Satu sumbu yang lain, yang sebenarnya digambarkan dengan orientasi tegak lurus
pada kedua sumbu sebelumnya (arah transversal), menyatakan lahan Profesi (Kebisaan).
Misalnya, pada bisnis pendidikan di Fakultas Teknik Mesin dan Dirgantara (FTMD), terdapat
pohon kebisaan pendukung seperti pohon administratif, akuntansi, teknisi dan sebagainya dan
pohon keahlian teknik seperti mesin propulsi, perancangan mesin, teknik produksi dan
sebagainya. Lahan yang terakhir inilah yang menuntut untuk dikembangkan secara sistematis
agar tenaga kerja Indonesia mampu memberikan nilai tambah yang setinggi-tingginya pada
produk.
Tahapan dalam pembuatan produk secara sederhana dapat dinyatakan sebagai berikut,
tahap perancangan produk, perancangan komponen, perancangan metoda produksi,
perancangan peralatan produksi, dan proses manufakturing. Masalah utama di industri
otomotif yang sudah dikuasai oleh industri-industri prinsipal, biasanya industri di Indonesia
hanya dilibatkan di tahap yang terakhir, yaitu proses manufakturing. Tahapan lainnya
dilakukan di industri prinsipal, di negara tempat industri prinsipal tersebut berada.
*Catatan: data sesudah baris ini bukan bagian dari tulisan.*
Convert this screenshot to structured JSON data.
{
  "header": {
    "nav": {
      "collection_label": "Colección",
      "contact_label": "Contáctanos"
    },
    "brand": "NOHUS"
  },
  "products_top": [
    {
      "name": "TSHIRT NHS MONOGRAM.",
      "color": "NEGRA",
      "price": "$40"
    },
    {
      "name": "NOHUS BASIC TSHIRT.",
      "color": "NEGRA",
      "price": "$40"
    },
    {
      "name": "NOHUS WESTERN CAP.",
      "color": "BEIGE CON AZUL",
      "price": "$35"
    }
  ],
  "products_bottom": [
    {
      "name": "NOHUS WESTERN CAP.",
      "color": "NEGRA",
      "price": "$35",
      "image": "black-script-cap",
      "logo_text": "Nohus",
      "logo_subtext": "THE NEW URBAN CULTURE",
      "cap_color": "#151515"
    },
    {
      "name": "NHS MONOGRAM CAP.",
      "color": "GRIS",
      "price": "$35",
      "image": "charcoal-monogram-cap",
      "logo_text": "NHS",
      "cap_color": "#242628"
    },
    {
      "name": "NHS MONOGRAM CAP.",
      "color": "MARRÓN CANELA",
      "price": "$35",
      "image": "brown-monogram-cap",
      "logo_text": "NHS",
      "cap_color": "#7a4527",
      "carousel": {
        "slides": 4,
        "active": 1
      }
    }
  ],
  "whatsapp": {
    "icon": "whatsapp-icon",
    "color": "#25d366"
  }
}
Dari segi kebutuhan tenaga kerja, pada tahap proses manufakturing lebih banyak
membutuhkan tenaga operator dan teknisi daripada tenaga insinyur. Kesalahan yang fatal
adalah adanya cara/sudut pandang yang meletakkan tingkatan tenaga operator dan teknisi di
bawah insinyur, dan insinyur di bawah tenaga manajerial, seperti yang diperlihatkan pada
Gambar 3.
Gambar 3 Letak Kebisaan Operator/Teknisi-Insinyur-Manajerial
Peletakan atau penjenjangan ini tentunya berhubungan pula dengan penjenjangan dalam
remunerasi. Yang lebih penting dari anggapan ini, adalah bahwa (1) seakan-akan tenaga
operator/teknisi adalah tenaga level bawah yang pengembangan karirnya tidak terlalu perlu
untuk diperhatikan, (2) jika tenaga operator/teknisi ingin naik ke jenjang yang lebih tinggi,
mereka harus menjadi insinyur, (3) demikian pula dengan insinyur yang ingin naik ke jenjang
lebih tinggi, mereka harus pindah ke profesi manajerial.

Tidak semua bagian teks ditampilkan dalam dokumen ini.